Santana closes the episode with a seriously fierce cover of Alicia Keys' "Girl on Fire." She makes us believe in the power of her convictions as she croons while embarking on a trip to New York City, where we wonder what it is that she's up to this time. When she reaches Rachel and Kurt's apartment, Santana knocks on the door and tells them (without asking first) that she's moving in. If that's not diva behavior, nothing is. Tina might have won the title, but the true diva honor belongs to Santana, with Kurt up for Honorable Mention.

Best Song of the Episode: "Girl on Fire"

If you were half-paying attention to this episode while trying to get your homework done, Santana made you sit up and pay attention with her fantastic cover of the Alicia Keys hit.

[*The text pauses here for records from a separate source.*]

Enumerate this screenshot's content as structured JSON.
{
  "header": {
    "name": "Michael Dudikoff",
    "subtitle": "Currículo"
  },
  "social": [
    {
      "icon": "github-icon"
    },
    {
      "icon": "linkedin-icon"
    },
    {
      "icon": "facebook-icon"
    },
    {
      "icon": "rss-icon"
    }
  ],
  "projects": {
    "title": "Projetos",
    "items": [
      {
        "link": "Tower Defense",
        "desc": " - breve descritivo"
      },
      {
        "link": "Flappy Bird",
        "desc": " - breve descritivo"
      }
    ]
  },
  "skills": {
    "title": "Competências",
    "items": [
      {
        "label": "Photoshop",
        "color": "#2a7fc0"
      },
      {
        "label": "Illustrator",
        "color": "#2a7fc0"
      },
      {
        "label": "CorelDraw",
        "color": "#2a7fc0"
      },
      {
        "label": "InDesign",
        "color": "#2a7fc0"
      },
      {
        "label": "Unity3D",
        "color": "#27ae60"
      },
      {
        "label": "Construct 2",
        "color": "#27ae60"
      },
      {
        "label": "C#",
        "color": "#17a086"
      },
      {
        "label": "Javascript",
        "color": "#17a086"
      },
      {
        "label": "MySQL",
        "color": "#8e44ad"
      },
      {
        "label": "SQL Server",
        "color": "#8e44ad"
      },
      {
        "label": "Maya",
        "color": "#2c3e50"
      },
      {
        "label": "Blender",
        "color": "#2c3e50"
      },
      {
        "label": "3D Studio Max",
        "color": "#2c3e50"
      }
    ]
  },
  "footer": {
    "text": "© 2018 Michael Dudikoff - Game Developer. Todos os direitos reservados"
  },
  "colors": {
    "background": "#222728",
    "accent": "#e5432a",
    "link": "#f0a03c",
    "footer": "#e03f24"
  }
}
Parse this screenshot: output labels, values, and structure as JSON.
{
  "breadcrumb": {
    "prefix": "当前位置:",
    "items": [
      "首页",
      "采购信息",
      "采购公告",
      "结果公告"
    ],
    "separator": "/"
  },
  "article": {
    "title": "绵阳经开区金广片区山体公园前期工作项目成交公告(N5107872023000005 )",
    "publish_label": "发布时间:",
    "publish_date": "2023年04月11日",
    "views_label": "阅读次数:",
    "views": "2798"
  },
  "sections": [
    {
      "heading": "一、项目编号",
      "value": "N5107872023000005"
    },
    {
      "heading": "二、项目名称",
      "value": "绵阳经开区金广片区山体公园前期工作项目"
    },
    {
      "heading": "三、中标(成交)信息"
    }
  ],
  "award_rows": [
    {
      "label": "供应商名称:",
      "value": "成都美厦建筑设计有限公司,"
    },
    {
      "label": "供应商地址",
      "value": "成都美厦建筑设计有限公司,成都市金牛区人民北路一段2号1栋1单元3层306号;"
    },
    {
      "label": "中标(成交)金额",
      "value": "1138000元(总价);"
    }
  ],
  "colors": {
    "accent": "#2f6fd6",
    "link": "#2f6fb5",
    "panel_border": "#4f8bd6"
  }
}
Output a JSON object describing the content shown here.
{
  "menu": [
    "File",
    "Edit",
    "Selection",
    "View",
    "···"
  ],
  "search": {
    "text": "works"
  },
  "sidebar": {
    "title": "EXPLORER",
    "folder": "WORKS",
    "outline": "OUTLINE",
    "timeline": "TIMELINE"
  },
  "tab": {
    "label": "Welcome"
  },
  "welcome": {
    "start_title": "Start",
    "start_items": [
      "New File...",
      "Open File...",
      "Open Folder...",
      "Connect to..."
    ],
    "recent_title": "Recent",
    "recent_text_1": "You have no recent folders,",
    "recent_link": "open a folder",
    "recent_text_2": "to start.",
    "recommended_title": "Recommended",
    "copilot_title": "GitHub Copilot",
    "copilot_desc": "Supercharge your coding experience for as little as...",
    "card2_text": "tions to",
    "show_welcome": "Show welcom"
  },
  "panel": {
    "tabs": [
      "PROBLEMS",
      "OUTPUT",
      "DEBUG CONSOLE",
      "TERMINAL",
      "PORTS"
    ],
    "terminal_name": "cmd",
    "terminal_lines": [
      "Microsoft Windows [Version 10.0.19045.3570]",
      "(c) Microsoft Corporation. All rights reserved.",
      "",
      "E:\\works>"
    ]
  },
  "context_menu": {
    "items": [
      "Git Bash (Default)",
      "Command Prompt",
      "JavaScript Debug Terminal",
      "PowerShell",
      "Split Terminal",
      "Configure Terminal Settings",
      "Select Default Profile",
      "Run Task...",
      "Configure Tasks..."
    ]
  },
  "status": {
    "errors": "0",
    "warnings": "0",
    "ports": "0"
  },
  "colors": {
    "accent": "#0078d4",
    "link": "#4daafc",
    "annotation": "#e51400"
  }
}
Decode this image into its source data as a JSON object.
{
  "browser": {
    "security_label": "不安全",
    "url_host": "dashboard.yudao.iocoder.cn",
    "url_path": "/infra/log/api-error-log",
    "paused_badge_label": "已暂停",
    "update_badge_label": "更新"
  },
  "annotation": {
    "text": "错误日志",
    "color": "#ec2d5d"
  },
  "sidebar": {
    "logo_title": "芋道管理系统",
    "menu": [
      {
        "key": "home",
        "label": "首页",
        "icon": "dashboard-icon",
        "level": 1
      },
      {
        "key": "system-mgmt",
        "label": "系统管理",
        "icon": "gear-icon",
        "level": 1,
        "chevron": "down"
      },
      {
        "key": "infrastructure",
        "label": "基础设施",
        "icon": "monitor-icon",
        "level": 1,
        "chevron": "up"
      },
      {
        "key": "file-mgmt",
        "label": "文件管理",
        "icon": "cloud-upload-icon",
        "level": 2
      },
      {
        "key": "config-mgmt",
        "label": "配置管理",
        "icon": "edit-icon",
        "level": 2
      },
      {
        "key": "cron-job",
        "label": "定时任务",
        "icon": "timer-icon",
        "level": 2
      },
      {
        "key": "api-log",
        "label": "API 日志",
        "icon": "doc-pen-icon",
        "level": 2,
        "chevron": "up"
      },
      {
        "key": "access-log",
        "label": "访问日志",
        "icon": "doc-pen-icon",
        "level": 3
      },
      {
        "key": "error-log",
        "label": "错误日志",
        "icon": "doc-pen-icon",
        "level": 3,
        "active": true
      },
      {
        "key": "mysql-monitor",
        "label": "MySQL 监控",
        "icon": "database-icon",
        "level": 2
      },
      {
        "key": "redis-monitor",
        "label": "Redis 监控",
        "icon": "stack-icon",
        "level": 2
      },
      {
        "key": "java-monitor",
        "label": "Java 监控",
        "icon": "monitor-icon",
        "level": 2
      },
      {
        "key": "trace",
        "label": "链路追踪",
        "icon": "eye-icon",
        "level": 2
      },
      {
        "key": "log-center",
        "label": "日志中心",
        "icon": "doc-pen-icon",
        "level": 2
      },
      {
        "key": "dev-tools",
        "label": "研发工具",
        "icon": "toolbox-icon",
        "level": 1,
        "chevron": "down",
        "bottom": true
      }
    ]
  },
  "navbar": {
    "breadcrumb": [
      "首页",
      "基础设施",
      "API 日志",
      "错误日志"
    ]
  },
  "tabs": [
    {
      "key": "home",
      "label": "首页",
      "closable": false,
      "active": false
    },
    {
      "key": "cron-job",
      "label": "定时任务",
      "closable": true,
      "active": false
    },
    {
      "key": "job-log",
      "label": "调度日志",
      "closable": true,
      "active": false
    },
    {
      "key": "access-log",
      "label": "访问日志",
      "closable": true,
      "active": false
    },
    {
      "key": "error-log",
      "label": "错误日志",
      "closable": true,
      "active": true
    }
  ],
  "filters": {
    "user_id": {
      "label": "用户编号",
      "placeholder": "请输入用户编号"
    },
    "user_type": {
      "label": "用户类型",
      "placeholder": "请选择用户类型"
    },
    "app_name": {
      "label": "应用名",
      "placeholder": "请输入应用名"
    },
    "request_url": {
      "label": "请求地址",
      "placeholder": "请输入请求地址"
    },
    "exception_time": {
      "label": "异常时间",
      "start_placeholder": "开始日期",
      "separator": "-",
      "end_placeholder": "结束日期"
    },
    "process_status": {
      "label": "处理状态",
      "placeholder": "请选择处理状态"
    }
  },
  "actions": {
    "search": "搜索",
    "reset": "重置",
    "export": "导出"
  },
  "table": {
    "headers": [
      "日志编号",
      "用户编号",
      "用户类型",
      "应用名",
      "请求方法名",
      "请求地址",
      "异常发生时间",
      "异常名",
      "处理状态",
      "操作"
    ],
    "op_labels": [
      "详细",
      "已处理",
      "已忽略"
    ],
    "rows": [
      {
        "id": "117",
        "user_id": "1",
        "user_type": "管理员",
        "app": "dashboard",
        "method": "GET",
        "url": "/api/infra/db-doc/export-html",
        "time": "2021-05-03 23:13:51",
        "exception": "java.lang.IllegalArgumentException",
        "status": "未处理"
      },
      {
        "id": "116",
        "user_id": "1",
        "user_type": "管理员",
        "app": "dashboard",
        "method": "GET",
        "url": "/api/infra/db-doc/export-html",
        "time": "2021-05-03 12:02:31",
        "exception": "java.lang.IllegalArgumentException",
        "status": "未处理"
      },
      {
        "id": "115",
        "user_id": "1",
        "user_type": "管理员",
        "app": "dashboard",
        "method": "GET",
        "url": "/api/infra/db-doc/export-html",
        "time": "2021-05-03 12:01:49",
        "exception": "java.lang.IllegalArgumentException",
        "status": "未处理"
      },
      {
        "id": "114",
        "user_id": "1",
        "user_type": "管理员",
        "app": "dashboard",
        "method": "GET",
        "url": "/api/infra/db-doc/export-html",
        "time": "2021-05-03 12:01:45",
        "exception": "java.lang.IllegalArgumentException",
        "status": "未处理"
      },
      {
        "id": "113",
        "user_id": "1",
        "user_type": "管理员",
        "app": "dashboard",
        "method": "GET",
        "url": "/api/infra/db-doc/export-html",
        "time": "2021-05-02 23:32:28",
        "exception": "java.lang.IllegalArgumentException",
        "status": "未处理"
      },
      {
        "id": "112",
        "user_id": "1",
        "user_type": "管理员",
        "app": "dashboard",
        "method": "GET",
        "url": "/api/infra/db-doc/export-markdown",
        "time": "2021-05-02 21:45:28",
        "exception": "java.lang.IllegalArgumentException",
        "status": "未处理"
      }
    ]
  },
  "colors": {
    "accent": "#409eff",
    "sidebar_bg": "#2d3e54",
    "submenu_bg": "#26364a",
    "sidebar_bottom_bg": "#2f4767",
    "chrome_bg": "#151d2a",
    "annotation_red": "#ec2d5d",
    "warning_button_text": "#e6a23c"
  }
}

This is a true diva song. She tells you who she is, and you know to stay out of her way. She's not going to let anything stop her from getting what she wants. To paraphrase Margaret Thatcher: "if she has to tell you she's a diva, then she isn't one."

Worst Song of the Episode: "Nutbush City Limits"

There was nothing wrong with the execution of this song, but it was a head-scratcher. Just because the singer may have been a diva (Ike and Tina Turner) does not, by proxy, make the song "divalicious." A song about Tennessee is not exactly an affirmation song. Santana and her back-up posse did a great job (and we finally got to see her new cheer uniform!), but the song just did not work. Surely, they could have chosen another song by the legendary Tina Turner to make this moment more fiery.